Range-frame plot in ggplot2 with qfplot

library(devtools)
source_url('https://raw.githubusercontent.com/bearloga/Quartile-frame-Scatterplot/master/qfplot.R')
qfplot(x=mtcars$wt, y=mtcars$mpg, xlab="Car weight (lb/1000)", ylab="Miles per gallon of fuel")

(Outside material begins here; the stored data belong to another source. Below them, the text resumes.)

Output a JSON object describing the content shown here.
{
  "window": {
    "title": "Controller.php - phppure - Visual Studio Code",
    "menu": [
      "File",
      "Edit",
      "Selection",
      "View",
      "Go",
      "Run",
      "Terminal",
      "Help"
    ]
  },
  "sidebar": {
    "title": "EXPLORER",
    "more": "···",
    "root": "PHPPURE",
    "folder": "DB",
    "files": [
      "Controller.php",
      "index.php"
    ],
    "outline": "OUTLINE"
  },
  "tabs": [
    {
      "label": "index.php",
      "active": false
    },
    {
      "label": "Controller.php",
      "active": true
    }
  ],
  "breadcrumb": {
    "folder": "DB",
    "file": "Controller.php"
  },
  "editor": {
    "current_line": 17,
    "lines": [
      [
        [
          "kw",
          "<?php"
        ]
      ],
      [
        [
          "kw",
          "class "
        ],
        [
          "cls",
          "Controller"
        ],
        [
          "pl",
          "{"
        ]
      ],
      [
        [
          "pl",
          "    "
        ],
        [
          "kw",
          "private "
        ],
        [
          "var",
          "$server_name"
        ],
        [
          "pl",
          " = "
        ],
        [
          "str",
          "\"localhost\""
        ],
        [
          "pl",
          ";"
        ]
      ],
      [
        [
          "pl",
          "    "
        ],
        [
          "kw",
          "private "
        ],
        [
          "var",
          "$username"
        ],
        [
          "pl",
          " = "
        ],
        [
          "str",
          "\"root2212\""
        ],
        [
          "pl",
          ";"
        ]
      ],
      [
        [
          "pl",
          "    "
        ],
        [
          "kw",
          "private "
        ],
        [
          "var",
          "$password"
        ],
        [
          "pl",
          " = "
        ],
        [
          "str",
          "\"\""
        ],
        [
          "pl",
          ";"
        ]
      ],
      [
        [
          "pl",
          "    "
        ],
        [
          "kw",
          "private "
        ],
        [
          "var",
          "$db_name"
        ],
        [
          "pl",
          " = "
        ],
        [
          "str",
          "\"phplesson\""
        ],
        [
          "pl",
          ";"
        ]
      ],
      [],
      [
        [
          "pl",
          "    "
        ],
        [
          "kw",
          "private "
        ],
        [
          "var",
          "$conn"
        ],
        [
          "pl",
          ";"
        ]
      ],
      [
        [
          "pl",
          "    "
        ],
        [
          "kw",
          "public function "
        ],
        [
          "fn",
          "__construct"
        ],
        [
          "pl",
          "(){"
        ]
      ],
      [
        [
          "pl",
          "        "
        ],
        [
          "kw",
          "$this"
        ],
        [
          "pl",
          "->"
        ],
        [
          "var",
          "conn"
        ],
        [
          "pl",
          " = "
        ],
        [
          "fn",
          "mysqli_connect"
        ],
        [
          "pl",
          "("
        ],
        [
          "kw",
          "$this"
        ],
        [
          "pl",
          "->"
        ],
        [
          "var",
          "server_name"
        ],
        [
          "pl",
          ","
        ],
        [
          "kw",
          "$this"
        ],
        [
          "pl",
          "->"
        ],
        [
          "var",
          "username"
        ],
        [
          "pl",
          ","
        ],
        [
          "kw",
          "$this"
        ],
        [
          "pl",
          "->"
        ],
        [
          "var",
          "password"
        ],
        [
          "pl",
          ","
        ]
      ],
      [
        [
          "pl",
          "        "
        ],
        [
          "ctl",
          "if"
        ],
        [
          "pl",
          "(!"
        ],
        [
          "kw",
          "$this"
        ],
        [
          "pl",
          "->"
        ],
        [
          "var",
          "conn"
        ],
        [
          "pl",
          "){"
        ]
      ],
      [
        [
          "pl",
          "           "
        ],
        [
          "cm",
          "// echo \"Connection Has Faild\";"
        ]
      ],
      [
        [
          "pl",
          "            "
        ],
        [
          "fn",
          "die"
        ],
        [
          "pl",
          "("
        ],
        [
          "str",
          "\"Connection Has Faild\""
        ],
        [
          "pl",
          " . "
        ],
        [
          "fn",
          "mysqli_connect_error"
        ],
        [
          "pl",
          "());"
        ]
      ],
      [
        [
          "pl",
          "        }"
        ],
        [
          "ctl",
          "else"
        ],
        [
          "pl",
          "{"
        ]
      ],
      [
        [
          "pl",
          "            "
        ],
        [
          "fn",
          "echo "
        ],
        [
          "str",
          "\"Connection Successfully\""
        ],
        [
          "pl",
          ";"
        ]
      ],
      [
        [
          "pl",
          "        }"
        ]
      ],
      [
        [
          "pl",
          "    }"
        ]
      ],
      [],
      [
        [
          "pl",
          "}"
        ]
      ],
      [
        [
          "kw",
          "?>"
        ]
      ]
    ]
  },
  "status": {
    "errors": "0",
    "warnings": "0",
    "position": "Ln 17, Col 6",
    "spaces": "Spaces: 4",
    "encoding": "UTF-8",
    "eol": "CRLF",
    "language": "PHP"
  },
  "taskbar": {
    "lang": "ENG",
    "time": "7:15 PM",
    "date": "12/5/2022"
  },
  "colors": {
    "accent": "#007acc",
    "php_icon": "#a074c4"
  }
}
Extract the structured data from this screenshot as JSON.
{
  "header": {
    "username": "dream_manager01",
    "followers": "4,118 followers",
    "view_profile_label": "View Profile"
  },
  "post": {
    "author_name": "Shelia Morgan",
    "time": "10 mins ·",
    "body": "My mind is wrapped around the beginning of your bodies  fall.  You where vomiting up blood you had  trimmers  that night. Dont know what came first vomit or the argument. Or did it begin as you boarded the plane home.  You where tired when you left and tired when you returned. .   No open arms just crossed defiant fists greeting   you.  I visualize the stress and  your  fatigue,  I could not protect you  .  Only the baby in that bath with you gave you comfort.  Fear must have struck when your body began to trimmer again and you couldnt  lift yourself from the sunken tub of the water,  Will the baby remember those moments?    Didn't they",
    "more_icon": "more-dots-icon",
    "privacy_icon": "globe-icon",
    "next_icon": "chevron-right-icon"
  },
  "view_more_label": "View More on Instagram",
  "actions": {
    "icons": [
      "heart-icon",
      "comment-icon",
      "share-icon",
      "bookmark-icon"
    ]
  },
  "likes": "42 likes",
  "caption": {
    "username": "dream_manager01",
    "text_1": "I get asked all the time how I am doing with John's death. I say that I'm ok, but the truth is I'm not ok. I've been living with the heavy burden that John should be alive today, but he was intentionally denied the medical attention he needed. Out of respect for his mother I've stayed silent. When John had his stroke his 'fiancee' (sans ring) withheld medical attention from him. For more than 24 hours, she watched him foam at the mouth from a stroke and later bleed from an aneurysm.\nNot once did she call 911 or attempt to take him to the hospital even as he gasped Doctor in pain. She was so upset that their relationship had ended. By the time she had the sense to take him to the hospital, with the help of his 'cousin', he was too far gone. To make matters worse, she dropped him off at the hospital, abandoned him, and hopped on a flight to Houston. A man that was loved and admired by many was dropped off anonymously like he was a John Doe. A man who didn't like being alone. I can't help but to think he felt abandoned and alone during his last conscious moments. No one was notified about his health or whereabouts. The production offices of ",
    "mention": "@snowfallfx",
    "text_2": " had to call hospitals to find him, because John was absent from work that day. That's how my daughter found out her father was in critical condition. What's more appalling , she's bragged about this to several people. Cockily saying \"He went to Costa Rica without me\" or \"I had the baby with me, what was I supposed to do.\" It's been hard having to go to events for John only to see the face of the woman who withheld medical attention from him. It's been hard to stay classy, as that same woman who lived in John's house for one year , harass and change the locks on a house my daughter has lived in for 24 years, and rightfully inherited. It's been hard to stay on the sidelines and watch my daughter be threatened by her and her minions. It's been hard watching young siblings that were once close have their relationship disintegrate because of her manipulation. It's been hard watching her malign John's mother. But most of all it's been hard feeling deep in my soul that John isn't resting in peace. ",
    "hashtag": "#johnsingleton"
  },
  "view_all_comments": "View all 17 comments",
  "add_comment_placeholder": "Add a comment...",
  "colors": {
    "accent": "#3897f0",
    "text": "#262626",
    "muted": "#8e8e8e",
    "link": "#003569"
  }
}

Dot-dash (or rug) scatterplot

Dot-dash plot in base graphics with fancyaxis

# library(devtools)
# source_url("https://raw.githubusercontent.com/sjmurdoch/fancyaxis/master/fancyaxis.R")
# x <- mtcars$wt
# y <- mtcars$mpg
# plot(x, y, main="", axes=FALSE, pch=16, cex=0.8,
# xlab="Car weight (lb/1000)", ylab="Miles per gallon of fuel", 
# xlim=c(min(x)-0.2, max(x)+0.2),
# ylim=c(min(y)-1.5, max(y)+1.5))
# axis(1, tick=F)
# axis(2, tick=F, las=2)
# minimalrug(x, side=1, line=-0.8)
# minimalrug(y, side=2, line=-0.8)

Dot-dash plot in lattice

library(lattice)
x <- mtcars$wt
y <- mtcars$mpg
xyplot(y ~ x, xlab="Car weight (lb/1000)", ylab="Miles per gallon of fuel",
par.settings = list(axis.line = list(col="transparent")),
panel = function(x, y,...) { 
panel.xyplot(x, y, col=1, pch=16)
panel.rug(x, y, col=1, x.units = rep("snpc", 2), y.units = rep("snpc", 2), ...)})

Dot-dash plot in ggplot2

library(ggplot2)
library(ggthemes)
ggplot(mtcars, aes(wt, mpg)) + geom_point() + geom_rug() + theme_tufte(ticks=F) + 
  xlab("Car weight (lb/1000)") + ylab("Miles per gallon of fuel") + 
  theme(axis.title.x = element_text(vjust=-0.5), axis.title.y = element_text(vjust=1))

Marginal histogram scatterplot

Marginal histogram scatterplot in base graphics with fancyaxis

library(devtools)
source_url("https://raw.githubusercontent.com/sjmurdoch/fancyaxis/master/fancyaxis.R")
x <- faithful$waiting
y <- faithful$eruptions
plot(x, y, main="", axes=FALSE, pch=16, cex=0.8,
     xlab="Time till next eruption (min)", ylab="Duration (sec)", 
     xlim=c(min(x)/1.1, max(x)), ylim=c(min(y)/1.5, max(y)))
axis(1, tick=F)
axis(2, tick=F, las=2)
axisstripchart(faithful$waiting, 1)
axisstripchart(faithful$eruptions, 2)

Marginal histogram scatterplot in lattice (in preparation)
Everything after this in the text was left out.